Back-to-back, baby! For a second day in a row AUD/USD printed greens following a series of red candles on the daily chart. The pair closed 67 pips higher after hitting an intraday high at .9300. Booyah!

As I mentioned in my other updates, we didn’t see any major economic report yesterday. Unfortunately, we won’t be seeing anything at all from Australia this week save for the private sector credit data due on Friday. This means that you have to keep your eyes peeled for any news that might affect the comdolls’ price action. More specifically, watch out for price action on gold, concerns over China, and overall risk appetite.

Good luck and good trading, mates!

If range trading is your thing, then you probably loved AUD/USD’s price action. AUD/USD simply moved within a 100-pip horizontal range yesterday as it found support at the .9200 major psychological level and resistance at .9300. The pair closed the day at .9267, which was merely 3 pips higher from its opening price during the Asian trading session.

The pair’s ranging behavior could be attributed to the lack of economic data and the lower liquidity of the summer. We could see this kind of movement again as there’s really nothing of interest on the economic calendar again. Watch the previous day’s highs and lows, as they could hold today.

Well, well, well… Look who has come back from the dead! The Aussie gave a rare showing of strength yesterday as it ended stronger against both the dollar and the yen. What’s up with that?!

It seems Aussie bulls have China to thank for the rally.

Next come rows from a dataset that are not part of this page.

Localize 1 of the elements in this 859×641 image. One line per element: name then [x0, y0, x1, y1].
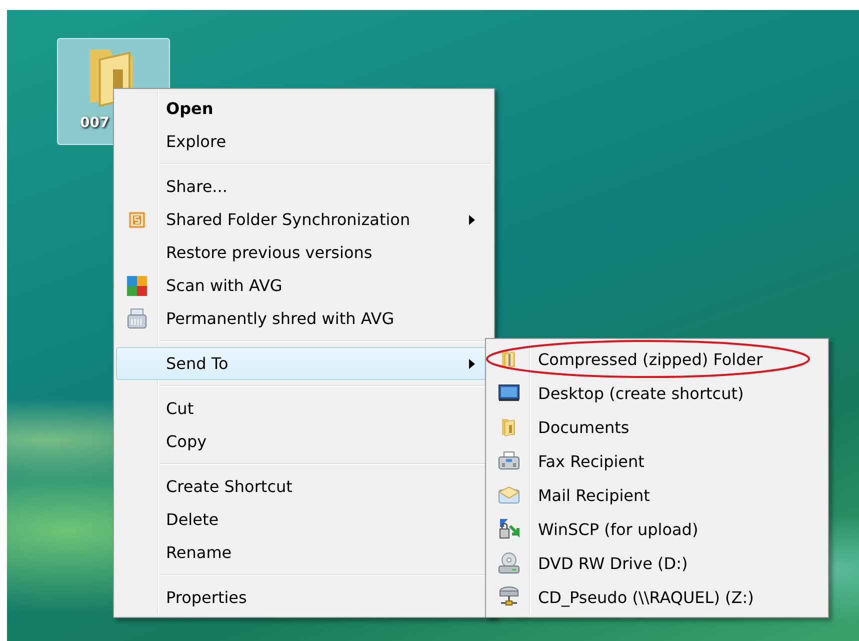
folder-label: 007 [80, 115, 110, 131]
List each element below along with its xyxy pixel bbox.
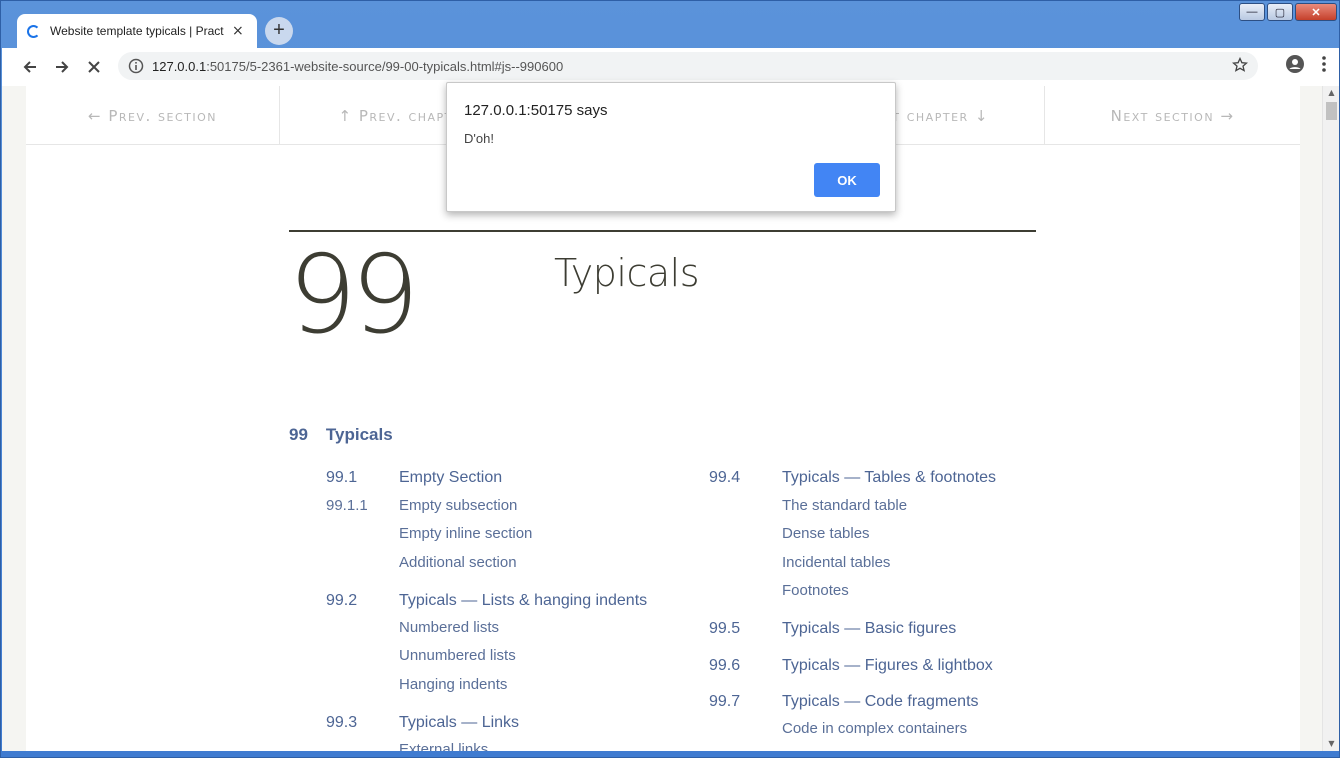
profile-avatar-icon[interactable] bbox=[1285, 54, 1305, 74]
tab-close-icon[interactable]: × bbox=[232, 23, 244, 39]
back-button[interactable] bbox=[14, 51, 46, 83]
dialog-ok-button[interactable]: OK bbox=[814, 163, 880, 197]
new-tab-button[interactable]: + bbox=[265, 17, 293, 45]
tab-title: Website template typicals | Practical bbox=[50, 24, 224, 38]
info-icon[interactable] bbox=[128, 58, 144, 74]
url-text: 127.0.0.1:50175/5-2361-website-source/99… bbox=[152, 59, 563, 74]
toc-entry-link[interactable]: Typicals — Links bbox=[399, 714, 519, 732]
toc-entry-link[interactable]: Empty Section bbox=[399, 469, 502, 487]
minimize-button[interactable]: — bbox=[1239, 3, 1265, 21]
address-bar[interactable]: 127.0.0.1:50175/5-2361-website-source/99… bbox=[118, 52, 1258, 80]
toc-entry-number: 99.7 bbox=[709, 693, 741, 710]
close-window-button[interactable]: ✕ bbox=[1295, 3, 1337, 21]
toc-entry-link[interactable]: The standard table bbox=[782, 497, 907, 514]
toc-chapter-entry[interactable]: 99 Typicals bbox=[289, 425, 393, 445]
toc-entry-link[interactable]: Dense tables bbox=[782, 525, 870, 542]
toc-chapter-number: 99 bbox=[289, 425, 308, 444]
bookmark-star-icon[interactable] bbox=[1231, 56, 1249, 77]
toc-entry-link[interactable]: Unnumbered lists bbox=[399, 647, 516, 664]
browser-tab[interactable]: Website template typicals | Practical × bbox=[17, 14, 257, 48]
next-section-link[interactable]: Next section → bbox=[1045, 86, 1300, 145]
toc-entry-link[interactable]: Numbered lists bbox=[399, 619, 499, 636]
url-host: 127.0.0.1 bbox=[152, 58, 207, 74]
toc-entry-link[interactable]: Hanging indents bbox=[399, 676, 507, 693]
vertical-scrollbar[interactable]: ▲ ▼ bbox=[1322, 86, 1339, 751]
toc-entry-link[interactable]: Typicals — Tables & footnotes bbox=[782, 469, 996, 487]
prev-section-link[interactable]: ← Prev. section bbox=[26, 86, 280, 145]
alert-dialog: 127.0.0.1:50175 says D'oh! OK bbox=[446, 82, 896, 212]
toc-entry-number: 99.1.1 bbox=[326, 497, 368, 514]
scroll-up-icon[interactable]: ▲ bbox=[1323, 86, 1339, 100]
toc-chapter-link[interactable]: Typicals bbox=[326, 425, 393, 444]
toc-entry-link[interactable]: Empty inline section bbox=[399, 525, 532, 542]
toc-entry-link[interactable]: External links bbox=[399, 741, 488, 751]
dialog-title: 127.0.0.1:50175 says bbox=[464, 102, 608, 119]
toc-entry-number: 99.5 bbox=[709, 620, 741, 637]
back-arrow-icon bbox=[23, 61, 36, 73]
toc-entry-link[interactable]: Typicals — Figures & lightbox bbox=[782, 657, 993, 675]
toc-entry-link[interactable]: Incidental tables bbox=[782, 554, 890, 571]
forward-button[interactable] bbox=[46, 51, 78, 83]
forward-arrow-icon bbox=[56, 61, 69, 73]
toc-entry-number: 99.2 bbox=[326, 592, 358, 609]
toc-entry-link[interactable]: Typicals — Lists & hanging indents bbox=[399, 592, 647, 610]
maximize-button[interactable]: ▢ bbox=[1267, 3, 1293, 21]
stop-loading-button[interactable] bbox=[78, 51, 110, 83]
menu-kebab-icon[interactable] bbox=[1321, 55, 1327, 73]
chapter-number: 99 bbox=[288, 233, 419, 358]
toc-entry-link[interactable]: Typicals — Code fragments bbox=[782, 693, 979, 711]
browser-window: Website template typicals | Practical × … bbox=[0, 0, 1340, 758]
toc-entry-number: 99.6 bbox=[709, 657, 741, 674]
toc-entry-number: 99.4 bbox=[709, 469, 741, 486]
scroll-down-icon[interactable]: ▼ bbox=[1323, 737, 1339, 751]
toc-entry-link[interactable]: Footnotes bbox=[782, 582, 849, 599]
scroll-thumb[interactable] bbox=[1326, 102, 1337, 120]
toc-entry-number: 99.3 bbox=[326, 714, 358, 731]
loading-spinner-icon bbox=[27, 24, 40, 38]
toc-entry-link[interactable]: Empty subsection bbox=[399, 497, 517, 514]
toc-entry-link[interactable]: Additional section bbox=[399, 554, 517, 571]
toc-entry-link[interactable]: Code in complex containers bbox=[782, 720, 967, 737]
browser-toolbar: 127.0.0.1:50175/5-2361-website-source/99… bbox=[2, 48, 1339, 86]
toc-entry-number: 99.1 bbox=[326, 469, 358, 486]
url-path: :50175/5-2361-website-source/99-00-typic… bbox=[206, 58, 564, 74]
toc-entry-link[interactable]: Typicals — Basic figures bbox=[782, 620, 956, 638]
title-bar: Website template typicals | Practical × … bbox=[1, 1, 1340, 48]
chapter-title: Typicals bbox=[554, 251, 700, 295]
stop-x-icon bbox=[88, 61, 100, 73]
dialog-message: D'oh! bbox=[464, 131, 494, 146]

Analysts attribute the rise in the comdoll to the continued decline in Chinese interbank interest rates, which helped restore confidence in the markets and revived demand for commodities.

In other news, Julia Gillard was ousted by Kevin Rudd, who was just sworn in as the new Prime Minister. He was reinstated after a party room coup, as Gillard’s public support has declined over time. So far, the markets seem to be taking Rudd’s return as the PM well, as the Aussie is off to a strong start today. But is this something that will continue to fuel the Aussie’s rally? Only time will tell!

AUD/USD spent a good part of the Tokyo and London sessions above .9300. But all of a sudden, the Aussie crashed during the New York session! AUD/USD dropped from an intraday high of .9339 to finish the day at .9279.

It would seem that the Aussie fell victim to the dollar’s strength which was fueled by better-than-expected data from the U.S.

Given that we still don’t have any data on tap from Australia today, it would do you well to keep tabs on reports from the Aussie’s counterparts. Who knows, they could once again dictate the comdoll’s price action. Good luck!